Cardiovascular disease. Consider this scenario: Two people enter the emergency room complaining of chest pain. One has suffered a heart attack in the past. The other has diabetes.
Who is more likely to be having a heart attack? The one with diabetes, Primack says, explaining that this situation is commonly used in medical schools to demonstrate how diabetes acts as a “coronary artery disease equivalent.” “If you have diabetes, you basically already have coronary artery disease, even if it hasn’t been diagnosed,” he says.
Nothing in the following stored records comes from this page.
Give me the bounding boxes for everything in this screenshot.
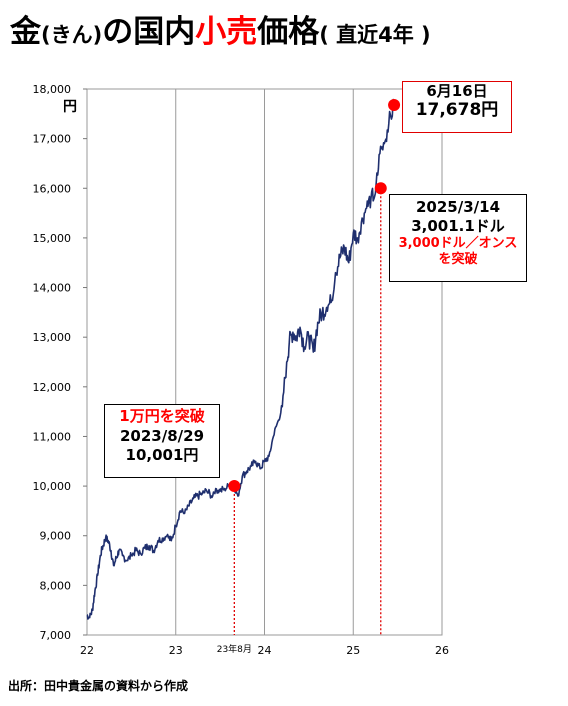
highlight-point [374,182,387,195]
highlight-point [228,480,241,493]
annotation-3000-date: 2025/3/14 [415,198,501,216]
y-tick-label: 10,000 [33,480,72,493]
annotation-3000-note2: を突破 [438,251,478,267]
y-tick-label: 14,000 [33,282,72,295]
title-paren: ( 直近4年 ) [319,23,431,47]
y-tick-label: 18,000 [33,83,72,96]
x-tick-label: 26 [435,644,449,657]
annotation-10000-price: 10,001円 [125,446,199,464]
x-tick-label: 25 [346,644,360,657]
y-unit-label: 円 [63,99,77,115]
y-tick-label: 11,000 [33,430,72,443]
y-tick-label: 7,000 [40,629,72,642]
y-tick-label: 8,000 [40,579,72,592]
source-note: 出所：田中貴金属の資料から作成 [8,679,189,693]
annotation-10000-note: 1万円を突破 [119,407,205,425]
x-tick-label: 23 [169,644,183,657]
annotation-latest-date: 6月16日 [426,82,488,100]
annotation-latest-price: 17,678円 [415,100,499,120]
title-part: の国内 [102,14,196,50]
y-tick-label: 12,000 [33,381,72,394]
y-tick-label: 16,000 [33,182,72,195]
y-tick-label: 17,000 [33,133,72,146]
annotation-3000: 2025/3/14 3,001.1ドル 3,000ドル／オンス を突破 [389,194,527,282]
y-tick-label: 15,000 [33,232,72,245]
y-tick-label: 9,000 [40,530,72,543]
x-tick-label: 22 [80,644,94,657]
annotation-latest: 6月16日 17,678円 [402,81,512,133]
x-extra-label: 23年8月 [217,643,252,655]
title-part: 価格 [257,14,320,50]
x-tick-label: 24 [258,644,272,657]
highlight-point [388,98,401,111]
y-tick-label: 13,000 [33,331,72,344]
annotation-10000-date: 2023/8/29 [119,426,205,445]
annotation-3000-price: 3,001.1ドル [411,216,505,235]
title-accent: 小売 [195,14,258,50]
price-series-line [86,98,395,620]
annotation-10000: 1万円を突破 2023/8/29 10,001円 [104,404,220,478]
chart-title: 金(きん)の国内小売価格( 直近4年 ) [10,6,431,51]
annotation-3000-note: 3,000ドル／オンス [398,235,518,251]
title-paren: (きん) [41,23,103,47]
title-part: 金 [10,14,41,50]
While experts used to believe that dietary cholesterol was the main culprit behind artery-clogging plaque, current research suggests excess levels of sugar in the blood likely play a larger role, Primack says. High blood sugar levels increase the production of free radicals, highly reactive molecules that cause premature cell death and reduce the availability of nitric oxide, a compound that’s needed for blood vessels to relax and allow blood to flow freely despite plaque buildup.
Heart disease is the leading cause of death among people with diabetes, according to the International Diabetes Foundation.
Sexual dysfunction. With high blood sugar levels, the same factors that decrease blood flow to the heart reduce blood circulation to the sexual organs, Primack says.
According to the Joslin Diabetes Center, an affiliate of Harvard Medical School in Boston, more than one-half of men who have diabetes for 10 years also suffer from erectile dysfunction, and those with poorly controlled blood sugar levels are more likely to have sexual side effects compared with those who have their blood sugar under control. While they have been less studied, sexual issues are also common in women with chronically high blood sugar levels, according to the Cleveland Clinic. Side effects such as vaginal dryness, low levels of sexual interest and difficulty reaching orgasm can occur.
Cognitive decline. “In recent years, we have begun to call Alzheimer’s disease diabetes of the brain,” Primack says. Others have called it Type 3 diabetes. Either way, the link between high blood sugar and cognitive decline is strong, no matter your diabetes diagnosis. For example, a 2018 study published in the journal Diabetologia, which tracked 5,189 people over the course of 10 years, showed that those with the highest blood sugar level had the fastest rate of cognitive decline.
Researchers don’t yet know the full explanation between the sugar-brain connection, but reduced blood flow is likely to play a role, Primack says.
Bone and joint problems. Most people have heard of diabetic neuropathy, in which chronically high blood sugar levels damage nerve cells throughout the body, leading to a pins-and-needles sensation and even numbness in the hands, feet, arms and legs. But here’s a lesser-known fact: This nerve damage can also deteriorate the body’s joints, explains Dr. Jeff E. Sellman, a family and sports medicine physician with the Florida Orthopaedic Institute in Tampa. Called Charcot joint or diabetic arthropathy, it can cause instability and deformations in the joints, commonly in the feet.
Meanwhile, excess levels of glucose in the blood can adhere to joint surfaces, degrade collagen and reduce joint mobility.
Kidney disease. By damaging blood vessels in the kidneys, chronically high blood sugar levels can also reduce kidney function and contribute to renal disease. The longer someone has diabetes, and the longer that diabetes goes uncontrolled, the greater the risk of resulting kidney disease. According to the Centers for Disease Control and Prevention, one-third of people with diabetes have chronic kidney disease.
The kidneys help balance fluid levels and remove waste from the body, and thus are vital to overall health. If you have Type 2 diabetes or have had Type 1 diabetes for more than five years, the National Institute of Diabetes and Digestive and Kidney Diseases recommends having your kidney function checked every year.
Depression. Experts used to think it was the day-to-day doldrums of managing diabetes that increased the risk of depression in people with Type 1 and Type 2 diabetes, but emerging research suggests that blood sugar levels may be a far greater depressant than taking blood sugar readings and insulin shots.
For example, 2015 research published in The Journal of Neuroscience shows that, for those with Type 1 diabetes, high blood sugar levels increase the brain’s levels of a neurotransmitter associated with depression. The study also found that high sugar levels alter connections between regions of the brain that control emotion, potentially contributing to mental health issues.